Dr. Barbara Shorter, a professor of nutrition in the School of Health Professions and Nursing, embodies a true role model in her field, in the classroom, and in leadership.

She was raised in Queens and got her bachelor’s degree in dietetics from Hunter College. She found a passion for nutrition when she started going to school originally for nursing, and found herself most interested in nutrition when speaking with dietetic students in her chemistry class.

Photo Courtesy of Barbara Shorter

She went back to school to NYU and Columbia University for two masters degrees. Remaining in the city for her education, she continued at Columbia University for her Doctorate in Nutrition Education (EdD).

As a registered dietitian/nutritionist (RDN), a certified dietician-/nutritionist (CDN), a member of the Academy of Nutrition and Dietetics and the American Urological Association, she continues to work in the field. Not only has she taught at Post since 2001, she also works one day a week in a clinical setting meeting with patients at Northwell Health on the faculty of the Smith Institute for Urology. She also spends time doing research in addition to teaching multiple nutrition classes at Post.

Dr. Shorter is an expert on interstitial cystitis/bladder pain syndrome IC/BPS. She focuses on the effects of food sensitivity on chronic pelvic pain. Internationally known for her landmark research that is validated and published in the Journal of Urology, “Statistical Validation of the Shorter-Moldwin Food Sensitivity Questionnaire for IC/BPS Patients” her work is now used as part of the treatment algorithm for IC/BPS patients. Dr. Shorter’s work has been published for a Springer textbook on Chronic Pelvic Pain, in the Journal of the Academy of Nutrition and Dietetics, the British Journal of Urology, and she has been cited over 100 times for her first article published in the Journal of Urology.

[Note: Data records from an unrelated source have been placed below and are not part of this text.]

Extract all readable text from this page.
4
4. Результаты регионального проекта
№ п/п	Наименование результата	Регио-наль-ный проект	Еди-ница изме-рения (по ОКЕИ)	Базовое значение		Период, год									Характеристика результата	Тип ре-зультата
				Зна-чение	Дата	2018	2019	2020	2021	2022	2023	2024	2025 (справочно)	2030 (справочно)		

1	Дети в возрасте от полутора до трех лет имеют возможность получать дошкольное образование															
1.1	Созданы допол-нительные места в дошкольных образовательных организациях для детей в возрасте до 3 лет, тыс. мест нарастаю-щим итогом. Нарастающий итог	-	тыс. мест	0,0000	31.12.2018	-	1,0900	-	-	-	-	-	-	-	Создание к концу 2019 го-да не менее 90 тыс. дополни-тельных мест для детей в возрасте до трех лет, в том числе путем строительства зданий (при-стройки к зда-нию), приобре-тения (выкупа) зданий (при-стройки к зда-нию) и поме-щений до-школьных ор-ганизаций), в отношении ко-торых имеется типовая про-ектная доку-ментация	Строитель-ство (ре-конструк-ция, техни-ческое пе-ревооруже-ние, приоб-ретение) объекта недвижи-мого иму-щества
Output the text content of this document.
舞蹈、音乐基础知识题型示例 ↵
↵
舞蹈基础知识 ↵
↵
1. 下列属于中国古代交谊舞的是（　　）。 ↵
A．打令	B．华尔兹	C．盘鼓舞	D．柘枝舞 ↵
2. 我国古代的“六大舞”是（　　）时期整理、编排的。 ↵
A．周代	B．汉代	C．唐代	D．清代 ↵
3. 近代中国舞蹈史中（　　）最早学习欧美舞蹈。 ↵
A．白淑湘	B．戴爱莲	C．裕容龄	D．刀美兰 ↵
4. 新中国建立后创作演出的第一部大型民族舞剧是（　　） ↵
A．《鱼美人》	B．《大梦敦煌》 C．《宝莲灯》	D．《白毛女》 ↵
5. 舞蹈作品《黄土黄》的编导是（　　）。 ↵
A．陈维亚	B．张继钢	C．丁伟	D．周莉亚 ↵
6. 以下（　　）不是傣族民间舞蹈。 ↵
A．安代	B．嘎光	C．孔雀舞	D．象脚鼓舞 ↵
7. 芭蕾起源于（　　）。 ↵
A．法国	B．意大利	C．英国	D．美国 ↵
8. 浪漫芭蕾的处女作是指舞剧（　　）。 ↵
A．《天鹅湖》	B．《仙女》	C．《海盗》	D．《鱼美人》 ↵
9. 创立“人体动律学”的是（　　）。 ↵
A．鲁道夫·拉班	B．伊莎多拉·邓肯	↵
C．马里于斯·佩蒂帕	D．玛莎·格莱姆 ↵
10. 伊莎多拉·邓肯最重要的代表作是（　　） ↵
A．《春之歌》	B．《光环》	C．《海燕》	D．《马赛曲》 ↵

Her passion for nutrition extends overseas, as well. For the past two years during the summer she has brought students to the village of Karatu, in Tanzania, Africa, to teach the Tumaini primary and secondary school students affective nutrition and health. The two-week long volunteer trips have given Post students a chance to make an impact globally, gain experience in the health and nutrition field, and have the opportunity of a lifetime. She will continue to visit every year, because she sponsors a child from Karatu to attend school, and enjoys visiting him. Dr. Shorter calls her trips to Tanzania “a life changing experience.” On the trip, students learn from nutrition that “we don’t recognize how blessed we are, what diversity we have, how many nutritious foods we have and how many wonderful choices we can make. They don’t have a wide variety of many nutritious foods, and often there is no electric or refrigeration. It is really amazing how well people can do with so little,” she said.

In 2015, she received the Long Island Dietetic Association award for Dietician of the Year. The advice she gives to students about health and nutrition is, “Healthy eating can be very pleasurable.” You don’t have to cut out foods you don’t like to be healthy; there are many ways to enjoy tasty foods and a better quality of life.” Dr. Shorter continues to inspire her students every day with her experience and passion for this field.